Si a esto le sumamos un director, el británico John Irvin, que ha abordado con la misma impersonalidad thrillers como Ejecutor, Ajuste de Cuentas, Shiner o El Cuarto Ángel, películas antibelicistas (La Colina de la Hamburguesa, Cuando Callan las Trompetas), de fantasmas (Historia Macabra), humorísticas (El Pico de las Viudas), de aventuras (Robin Hood: El Magnífico) y hasta bíblicas (El Arca de Noé); y un reparto en el que caben actores ingleses, italianos y checos, resulta tentador concluir que nos hallamos ante el típico europudding trasnochado, fruto de laberínticas estrategias de producción y subvención. Y aunque algo de eso se aprecia en sus imágenes a veces apolilladas, en la mediocridad de algunas interpretaciones, y en más de una ramificación argumental estéril —como la protagonizada por Enrico Lo Verso en la piel de un inspector que investiga las muertes de jóvenes internas que se suceden—, poco a poco va calando en el espectador una sensación opresiva que obliga a contemplar un pasado relativamente cercano a nosotros en cuanto a escenarios y comportamientos como si fuera una pesadilla gótica; sensación que tiene en buena medida su origen en los anacronismos creativos que han presidido la formulación y el precipitado formal de la película.

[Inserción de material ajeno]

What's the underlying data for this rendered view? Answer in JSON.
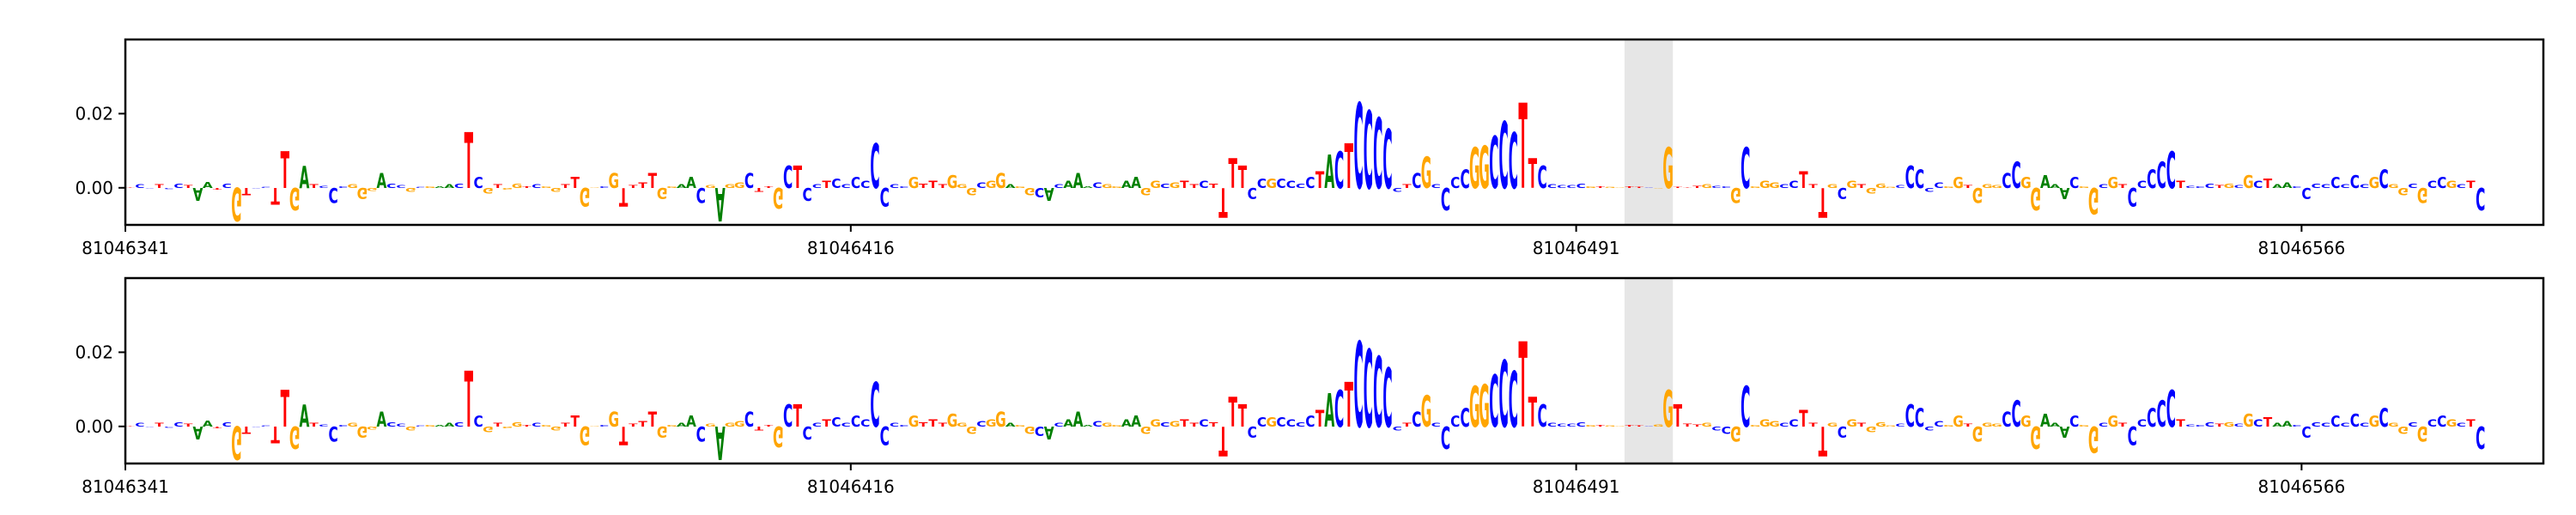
{
  "chart_data": [
    {
      "type": "sequence-logo",
      "panel": "top",
      "x_range": [
        81046341,
        81046591
      ],
      "x_ticks": [
        {
          "value": 81046341,
          "label": "81046341"
        },
        {
          "value": 81046416,
          "label": "81046416"
        },
        {
          "value": 81046491,
          "label": "81046491"
        },
        {
          "value": 81046566,
          "label": "81046566"
        }
      ],
      "y_ticks": [
        {
          "value": 0.0,
          "label": "0.00"
        },
        {
          "value": 0.02,
          "label": "0.02"
        }
      ],
      "ylim": [
        -0.01,
        0.04
      ],
      "highlight": [
        81046496,
        81046501
      ],
      "sequence": "TCCTCCTAATCGTCCTTGATCCCGGGACCGCGAACTCGTGGTCGGTTGGCGTTTTGGAACGAGGCTTGCTCCTCCCCCCCCGTTTGGGCGGAGGCACAAACGGAAGGCGTTCTTTTCCGCCCCTACTCCCCCTCGCCCCGGCCCTTCCCCCGTGGTTCGGTTTGCCGCGGGCCTTTGCGTGGGCCCCCGGTGGGCCGGAAACGGCGTCCCCCTCCCTGCGCTAACCCCCCCCGCGGCGCCGCTCGGCCCCC",
      "scores": [
        0.0002,
        0.0011,
        -0.0002,
        0.001,
        -0.0003,
        0.0012,
        0.0008,
        -0.0035,
        0.0016,
        -0.0005,
        0.0012,
        -0.009,
        -0.002,
        -0.0002,
        0.0003,
        -0.0045,
        0.01,
        -0.006,
        0.006,
        0.001,
        0.0006,
        -0.004,
        0.0005,
        0.001,
        -0.003,
        -0.0008,
        0.004,
        0.0012,
        0.0008,
        -0.001,
        0.0003,
        0.0005,
        0.0004,
        0.001,
        0.0012,
        0.015,
        0.003,
        -0.0015,
        0.001,
        -0.0005,
        0.0012,
        0.0005,
        0.001,
        0.0005,
        -0.001,
        0.001,
        0.003,
        -0.005,
        0.0002,
        0.0004,
        0.004,
        -0.005,
        0.0008,
        0.0015,
        0.004,
        -0.003,
        0.0005,
        0.001,
        0.003,
        -0.004,
        0.0008,
        -0.009,
        0.001,
        0.0015,
        0.004,
        -0.001,
        0.0005,
        -0.0055,
        0.006,
        0.006,
        -0.0035,
        0.001,
        0.002,
        0.0025,
        0.001,
        0.003,
        0.002,
        0.012,
        -0.005,
        0.001,
        0.0004,
        0.003,
        0.0012,
        0.002,
        0.001,
        0.0035,
        0.001,
        -0.002,
        0.0015,
        0.002,
        0.004,
        0.001,
        0.0005,
        -0.002,
        -0.0025,
        -0.0035,
        0.001,
        0.002,
        0.004,
        0.0005,
        0.0015,
        0.001,
        0.0005,
        0.002,
        0.003,
        -0.002,
        0.002,
        0.0012,
        0.0015,
        0.002,
        0.001,
        0.002,
        0.0012,
        -0.008,
        0.008,
        0.006,
        -0.003,
        0.0025,
        0.0025,
        0.0025,
        0.002,
        0.0012,
        0.003,
        0.0045,
        0.009,
        0.01,
        0.012,
        0.023,
        0.021,
        0.019,
        0.016,
        -0.001,
        0.001,
        0.004,
        0.0085,
        0.001,
        -0.006,
        0.003,
        0.005,
        0.011,
        0.0115,
        0.014,
        0.018,
        0.015,
        0.023,
        0.008,
        0.006,
        0.001,
        0.0007,
        0.0008,
        0.0012,
        0.0005,
        0.0005,
        0.0003,
        0.0002,
        0.0005,
        0.0003,
        0.0002,
        -0.0002,
        0.011,
        0.0003,
        0.0002,
        0.0006,
        0.001,
        0.0006,
        0.0005,
        -0.004,
        0.011,
        0.0005,
        0.002,
        0.0015,
        0.001,
        0.002,
        0.0045,
        0.001,
        -0.008,
        0.001,
        -0.003,
        0.002,
        0.001,
        -0.0015,
        0.0012,
        0.0003,
        0.0008,
        0.006,
        0.005,
        -0.001,
        0.0015,
        0.0004,
        0.003,
        0.0008,
        -0.004,
        0.001,
        0.0008,
        0.004,
        0.007,
        0.003,
        -0.006,
        0.0035,
        0.001,
        -0.003,
        0.003,
        0.0005,
        -0.007,
        0.001,
        0.003,
        0.001,
        -0.005,
        0.002,
        0.005,
        0.007,
        0.01,
        0.002,
        0.0006,
        0.0005,
        0.0012,
        0.0008,
        0.0012,
        0.0008,
        0.0035,
        0.002,
        0.0025,
        0.001,
        0.0015,
        0.0005,
        -0.003,
        0.0012,
        0.001,
        0.003,
        0.001,
        0.0035,
        0.001,
        0.003,
        0.005,
        0.001,
        -0.002,
        0.0012,
        -0.004,
        0.002,
        0.003,
        0.002,
        0.001,
        0.002,
        -0.006
      ]
    },
    {
      "type": "sequence-logo",
      "panel": "bottom",
      "x_range": [
        81046341,
        81046591
      ],
      "x_ticks": [
        {
          "value": 81046341,
          "label": "81046341"
        },
        {
          "value": 81046416,
          "label": "81046416"
        },
        {
          "value": 81046491,
          "label": "81046491"
        },
        {
          "value": 81046566,
          "label": "81046566"
        }
      ],
      "y_ticks": [
        {
          "value": 0.0,
          "label": "0.00"
        },
        {
          "value": 0.02,
          "label": "0.02"
        }
      ],
      "ylim": [
        -0.01,
        0.04
      ],
      "highlight": [
        81046496,
        81046501
      ],
      "sequence": "TCCTCCTAATCGTCCTTGATCCCGGGACCGCGAACTCGTGGTCGGTTGGCGTTTTGGAACGAGGCTTGCTCCTCCCCCCCCGTTTGGGCGGAGGCACAAACGGAAGGCGTTCTTTTCCGCCCCTACTCCCCCTCGCCCCGGCCCTTCCCCCGTGGTTCGGTTTGCCGCGGGCCTTTGCGTGGGCCCCCGGTGGGCCGGAAACGGCGTCCCCCTCCCTGCGCTAACCCCCCCCGCGGCGCCGCTCGGCCCCC",
      "scores": [
        0.0002,
        0.0011,
        -0.0002,
        0.001,
        -0.0003,
        0.0012,
        0.0008,
        -0.0035,
        0.0016,
        -0.0005,
        0.0012,
        -0.009,
        -0.002,
        -0.0002,
        0.0003,
        -0.0045,
        0.01,
        -0.006,
        0.006,
        0.001,
        0.0006,
        -0.004,
        0.0005,
        0.001,
        -0.003,
        -0.0008,
        0.004,
        0.0012,
        0.0008,
        -0.001,
        0.0003,
        0.0005,
        0.0004,
        0.001,
        0.0012,
        0.015,
        0.003,
        -0.0015,
        0.001,
        -0.0005,
        0.0012,
        0.0005,
        0.001,
        0.0005,
        -0.001,
        0.001,
        0.003,
        -0.005,
        0.0002,
        0.0004,
        0.004,
        -0.005,
        0.0008,
        0.0015,
        0.004,
        -0.003,
        0.0005,
        0.001,
        0.003,
        -0.004,
        0.0008,
        -0.009,
        0.001,
        0.0015,
        0.004,
        -0.001,
        0.0005,
        -0.0055,
        0.006,
        0.006,
        -0.0035,
        0.001,
        0.002,
        0.0025,
        0.001,
        0.003,
        0.002,
        0.012,
        -0.005,
        0.001,
        0.0004,
        0.003,
        0.0012,
        0.002,
        0.001,
        0.0035,
        0.001,
        -0.002,
        0.0015,
        0.002,
        0.004,
        0.001,
        0.0005,
        -0.002,
        -0.0025,
        -0.0035,
        0.001,
        0.002,
        0.004,
        0.0005,
        0.0015,
        0.001,
        0.0005,
        0.002,
        0.003,
        -0.002,
        0.002,
        0.0012,
        0.0015,
        0.002,
        0.001,
        0.002,
        0.0012,
        -0.008,
        0.008,
        0.006,
        -0.003,
        0.0025,
        0.0025,
        0.0025,
        0.002,
        0.0012,
        0.003,
        0.0045,
        0.009,
        0.01,
        0.012,
        0.023,
        0.021,
        0.019,
        0.016,
        -0.001,
        0.001,
        0.004,
        0.0085,
        0.001,
        -0.006,
        0.003,
        0.005,
        0.011,
        0.0115,
        0.014,
        0.018,
        0.015,
        0.023,
        0.008,
        0.006,
        0.001,
        0.0007,
        0.0008,
        0.0012,
        0.0005,
        0.0005,
        0.0003,
        0.0002,
        0.0005,
        0.0003,
        0.0002,
        0.0006,
        0.01,
        0.006,
        0.0008,
        0.0006,
        0.001,
        -0.001,
        -0.002,
        -0.004,
        0.011,
        0.0005,
        0.002,
        0.0015,
        0.001,
        0.002,
        0.0045,
        0.001,
        -0.008,
        0.001,
        -0.003,
        0.002,
        0.001,
        -0.0015,
        0.0012,
        0.0003,
        0.0008,
        0.006,
        0.005,
        -0.001,
        0.0015,
        0.0004,
        0.003,
        0.0008,
        -0.004,
        0.001,
        0.0008,
        0.004,
        0.007,
        0.003,
        -0.006,
        0.0035,
        0.001,
        -0.003,
        0.003,
        0.0005,
        -0.007,
        0.001,
        0.003,
        0.001,
        -0.005,
        0.002,
        0.005,
        0.007,
        0.01,
        0.002,
        0.0006,
        0.0005,
        0.0012,
        0.0008,
        0.0012,
        0.0008,
        0.0035,
        0.002,
        0.0025,
        0.001,
        0.0015,
        0.0005,
        -0.003,
        0.0012,
        0.001,
        0.003,
        0.001,
        0.0035,
        0.001,
        0.003,
        0.005,
        0.001,
        -0.002,
        0.0012,
        -0.004,
        0.002,
        0.003,
        0.002,
        0.001,
        0.002,
        -0.006
      ]
    }
  ],
  "colors": {
    "A": "#008000",
    "C": "#0000ff",
    "G": "#ffa500",
    "T": "#ff0000",
    "highlight": "#e6e6e6",
    "axis": "#000000"
  }
}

El soberbio plano que acompaña el grueso de los créditos iniciales, la desapacible banda sonora de Paul Grabowsky, la renuncia a los efectismos del director de fotografía Fabio Zamarion, y el uso por parte de Irvin de un formato panorámico que subraya la indefensión de los personajes y contribuye con su distanciamiento a la extrañeza de los hechos, ejemplifican la conversión de limitaciones en virtudes que conducen a un poderoso clímax y que suscitan la reflexión en torno a la caducidad de ciertos modelos sociohistóricos y escénicos que hace treinta o cuarenta años aún se correspondían con vivencias tangibles, y a principios del siglo XXI parecen escapados de un mal sueño. No a la manera pretendida por escritores como Robert Musil, Franz Kafka, Arno Holz o el propio Wedekind, o cineastas como Luchino Visconti, que constataron metafóricamente la desaparición de un universo que conocían de primera mano. Sino desde la posición de quien materializa el pasado en pantalla sabiendo que sólo podrá conjurar, en el mejor de los casos, el espectro borroso y espeluznante de un desconocido.